Imagepak Marketing reveals the six biggest mistakes in corporate gift-giving and how to avoid them.

Corporate gift-giving used to be easy for most businesses. Most gifts were appreciated by those who received them, and most companies didn’t have restrictions on the gifts their employees or management received.

Unfortunately, giving corporate gifts isn’t nearly as easy or safe in this era as it once was. Definitions of what is considered “ethical” or a “conflict of interest” have become increasingly well-defined, and some gifts are perceived to blur or even cross the line between business and personal life. In many workplaces, yesterday’s joke or novelty gift is today’s lawsuit.

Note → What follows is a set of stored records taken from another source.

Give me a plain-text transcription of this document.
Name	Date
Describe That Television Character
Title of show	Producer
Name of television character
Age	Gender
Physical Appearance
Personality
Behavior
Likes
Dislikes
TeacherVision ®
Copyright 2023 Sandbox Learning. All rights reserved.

Consequently, companies have become more conservative in giving corporate gifts, and some have stopped altogether. More astute companies, though, are seeking the input and advice of professional corporate gift providers such as Imagepak Marketing. According to Imagepak, there are 6 crucial mistakes that a company can’t afford to make when giving corporate gifts.

1. Confusing a corporate gift with a promotional item.
Promotional items are great. They are small items that give free advertising. Research indicates that they are the most effective way to advertise any company, and that they increase brand recognition and brand memory. However, when giving a gift, it is wiser to give one with little or no branding, and make sure the gift is more than a coffee cup or a stubby holder. Save the promotional items for promotional giveaways.

2. Confusing gifts with incentives.
An incentive is something given as a reward for performance. A gift is given regardless of performance. People who receive gifts credit and appreciate the giver; people who receive incentives credit themselves for earning them.

3. Giving unethical gifts.
These fall into a few different categories. Gag gifts of a sexual nature are a definite no-no. So is giving a gift to anyone during a bidding process. On the executive level, lavish gifts such as expensive vacations, cars, or boats are guaranteed to raise a red flag.

4. Blurring the lines between personal and business gifts.
Business gifts have to be given with a professional detachment. Gifts more appropriate for a personal relationship should be given as a personal gift: not a business gift.

5. Gifts that the person can’t use or doesn’t like.
While we frown on giving corporate gifts that indicate a personal relationship, we also recommend the use of common sense. You should know a few of the recipient’s likes and dislikes before buying them a gift.

6. Coming off as insincere.
The best gifts come off as heartfelt and sincere, even if they are a business gift. Presentation means a lot, too. Make sure the gift is attractively wrapped, but in a businesslike manner.

According to Scott Eaton, owner of Imagepak Marketing, corporate gifts are very effective when done right: “There’s something about receiving a gift that never gets old. Even the most jaded and grouchy person in the office smiles when they get a nice gift. The trick is to select the right one. Most of the time, that means something classy and office or business-themed that the person wouldn’t buy for themselves.”

Eaton concluded, “The bottom line is to use common sense when buying a corporate gift. If you simply avoid the mistakes we laid out here, you will be ahead of the game.”